Update 31-05-2002 |
|
SEJARAH NEGERI TITIWAKA Tita = perintah,
Waka = Jaga
Titawaka = Perintah jaga. Negeri Titawaka dalam perkataan
aslinya, telah mendapat perubahan sebutan, sehingga orang tidak lagi, bahkan kurang sama
sekali, untuk
memperhatikan dan mengembangkan sejarah yang asli. Perubahan sebutan ini bukan
baru kemarin terjadi, tetapi sudah ratusan tahun dan perubahan ini, secara
sengaja dilakukan sebagai satu-satunya siasat penjajah, untuk menghilangkan
pengaruh dari anak-anak bumi putera.

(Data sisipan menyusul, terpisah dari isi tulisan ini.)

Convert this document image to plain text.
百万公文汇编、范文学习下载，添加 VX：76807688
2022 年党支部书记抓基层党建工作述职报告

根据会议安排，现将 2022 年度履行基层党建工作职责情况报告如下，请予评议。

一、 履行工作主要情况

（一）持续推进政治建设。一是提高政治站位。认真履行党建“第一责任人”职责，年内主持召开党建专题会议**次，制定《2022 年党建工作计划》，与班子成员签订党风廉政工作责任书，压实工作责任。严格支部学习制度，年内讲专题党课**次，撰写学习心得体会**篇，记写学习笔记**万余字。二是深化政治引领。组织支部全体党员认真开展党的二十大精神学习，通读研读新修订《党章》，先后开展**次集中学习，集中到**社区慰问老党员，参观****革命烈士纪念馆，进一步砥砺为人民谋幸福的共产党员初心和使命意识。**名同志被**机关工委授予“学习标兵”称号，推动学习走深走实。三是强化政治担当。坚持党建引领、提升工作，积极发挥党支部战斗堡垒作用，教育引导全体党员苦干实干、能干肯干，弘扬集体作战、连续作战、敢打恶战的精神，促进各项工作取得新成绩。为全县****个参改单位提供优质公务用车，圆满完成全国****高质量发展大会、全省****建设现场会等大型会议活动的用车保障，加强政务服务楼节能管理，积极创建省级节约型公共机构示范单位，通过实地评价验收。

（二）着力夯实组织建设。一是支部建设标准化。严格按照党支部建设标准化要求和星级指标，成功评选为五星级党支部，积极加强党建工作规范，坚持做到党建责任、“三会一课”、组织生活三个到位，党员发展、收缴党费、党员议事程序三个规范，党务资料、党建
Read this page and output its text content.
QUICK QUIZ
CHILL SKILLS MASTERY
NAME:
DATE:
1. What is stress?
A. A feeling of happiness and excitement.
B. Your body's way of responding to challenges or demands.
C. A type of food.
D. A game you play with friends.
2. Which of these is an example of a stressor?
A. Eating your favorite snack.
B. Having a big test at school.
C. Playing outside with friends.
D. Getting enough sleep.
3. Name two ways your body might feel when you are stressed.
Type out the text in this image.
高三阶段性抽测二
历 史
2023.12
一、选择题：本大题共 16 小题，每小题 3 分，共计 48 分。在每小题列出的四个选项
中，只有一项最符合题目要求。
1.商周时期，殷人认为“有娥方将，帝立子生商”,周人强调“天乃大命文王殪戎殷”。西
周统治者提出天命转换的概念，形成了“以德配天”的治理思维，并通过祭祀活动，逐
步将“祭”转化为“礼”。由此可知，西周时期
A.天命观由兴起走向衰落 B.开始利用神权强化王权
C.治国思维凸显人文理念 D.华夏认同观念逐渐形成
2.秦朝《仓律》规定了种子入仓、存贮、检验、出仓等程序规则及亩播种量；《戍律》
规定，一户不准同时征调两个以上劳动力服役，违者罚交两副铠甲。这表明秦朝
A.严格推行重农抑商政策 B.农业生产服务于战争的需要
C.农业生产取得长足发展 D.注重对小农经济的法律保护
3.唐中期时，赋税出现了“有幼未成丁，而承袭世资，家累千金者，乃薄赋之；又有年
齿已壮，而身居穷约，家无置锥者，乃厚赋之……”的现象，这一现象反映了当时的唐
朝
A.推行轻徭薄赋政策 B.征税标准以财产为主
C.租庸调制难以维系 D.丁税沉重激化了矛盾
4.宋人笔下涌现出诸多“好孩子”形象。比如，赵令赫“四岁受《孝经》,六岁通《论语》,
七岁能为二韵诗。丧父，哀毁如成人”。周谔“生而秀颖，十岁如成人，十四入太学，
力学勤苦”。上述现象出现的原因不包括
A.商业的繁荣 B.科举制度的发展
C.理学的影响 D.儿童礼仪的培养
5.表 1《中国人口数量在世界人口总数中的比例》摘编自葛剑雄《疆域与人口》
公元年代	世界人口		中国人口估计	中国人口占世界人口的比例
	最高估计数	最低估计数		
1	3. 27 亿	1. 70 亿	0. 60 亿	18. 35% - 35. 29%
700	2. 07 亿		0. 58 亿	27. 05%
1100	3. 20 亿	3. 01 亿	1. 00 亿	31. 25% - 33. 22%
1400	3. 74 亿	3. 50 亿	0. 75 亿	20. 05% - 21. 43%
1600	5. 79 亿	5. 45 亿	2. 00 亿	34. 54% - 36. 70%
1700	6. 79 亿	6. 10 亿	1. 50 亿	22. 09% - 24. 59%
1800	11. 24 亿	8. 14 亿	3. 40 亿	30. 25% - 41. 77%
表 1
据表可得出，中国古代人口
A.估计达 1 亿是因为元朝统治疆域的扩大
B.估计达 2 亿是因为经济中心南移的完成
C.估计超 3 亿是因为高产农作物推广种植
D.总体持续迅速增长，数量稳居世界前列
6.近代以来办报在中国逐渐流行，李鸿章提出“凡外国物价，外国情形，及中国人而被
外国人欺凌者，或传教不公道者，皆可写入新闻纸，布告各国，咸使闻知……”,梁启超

Negeri Titawaka yang sekarang disebut
Itawaka, terletak di ujung bagian
utara pulau Saparua berdekatan dengan negeri Nolloth. Adapun kisah sejarah sehinga menimbulkan negeri
ini, di mulai dari
sebatang air yang kecil dipinggir negeri tersebut, yang mana Air Potang2. Tetapi
nama air ini bukan demikian, melainkan sesuai dengan aslinya, yaitu Air Potang2
karena pada air ini ada sebuah batu pangasah parang dari Kapitan Iha. Alkisah
bahwa, jazirah Hatawano berdiri sebuah kerjaan yang ternama yaitu Iha. Kerajaan ini memerintahkan negeri-negeri disitu termasuk negeri
Tuhaha, dan
tentu bagi negeri yang tunduk dibawah perintahnya, harus turut segala
persyaratan yang diberikan, apalagi di saat-saat berkuasanya kerajaan ini. Penjajah asing sudah dan mulai menanamkan
pengaruhnya. Sedangkan sikap
dan sifat-sifat hidup datuk-datuk kita. Bukan hanya berlaku di Iha, tapi pada umumnya bagi seluruh penduduk Maluku memiliki sifat dan sikap
hidup yang sama, yang kemudian menjadi dasar pertentangan yang hebat, antara
datuk-datuk kita dengan bangsa-bangsa kulit putih ini. Ditambah pula bahwa
bangsa-bangsa penjajah ini, memakai politik pecah belah sebagai pintu masuk,
untuk menanamkan maksud dan keinginan jahatnya, yaitu ingin menundukan semua
kuasa yang ada pada waktu itu de Maluku, untuk hanya tunduk dibawah suatu kuasa
yaitu perintah Belanda. Bagi datuk-datuk kita yang mempunyai sifat
kesatria, artinya tidak mau
tunduk pada siapapun, bagi mereka benar-benar merupakan satu tentangan hebat. Adanya perbedaan-perbedaan paham yang tidak diselasaikan oleh kedua belah
pihak, mengakibatkan timbulnja peperangan-peperangan yang tentu membawa banyak
penghorbanan. Peperangan-peperangan mana tentu terjadi antara datuk-datuk kita dengan
orang kulit putih, dan juga dengan suku bangsa kami sendiri yang ingin menjadi
penghimat. Satu peperangan yang benar hebat, sehingga mendatangkan banyak
penghorbanan, adalah Kerajaan Iha disaat itu, dengan saudara-saudara kita dari
negeri Nolloth. Apa asalnya sehingga mengakibatkan permusuhan yang begitu hebat,
tidak kami di tunjukan dengan nyata. Tetapi menurut penjelasan tua adat kami
bahwa negeri yang mula-mula menempati jazirah adalah ini Iha dan Tuhaha. Dengan
penjelasan ini berarti kami dapat menarik kesimpulan bahwa negeri Nolloth tentu
terjadi kemudian. Artinya terjadinya imigrasi penduduk Seram ke pulau-pulau lain, dan ditambah pula masuknya pengaruh-pengaruh
barat, yang turut mengambil
bagian didalam kesempatan ini, untuk lebih mempengaruhi penduduk asli agar dapat
menanamkan kuasanya. Jadi didalam soal ini tidak dapat kami menyangka bahwa siapa sebenarnya
yang membuka pintu kepeda Belanda untuk turut menuntuhkan kekuasaan Kerajaan Iha.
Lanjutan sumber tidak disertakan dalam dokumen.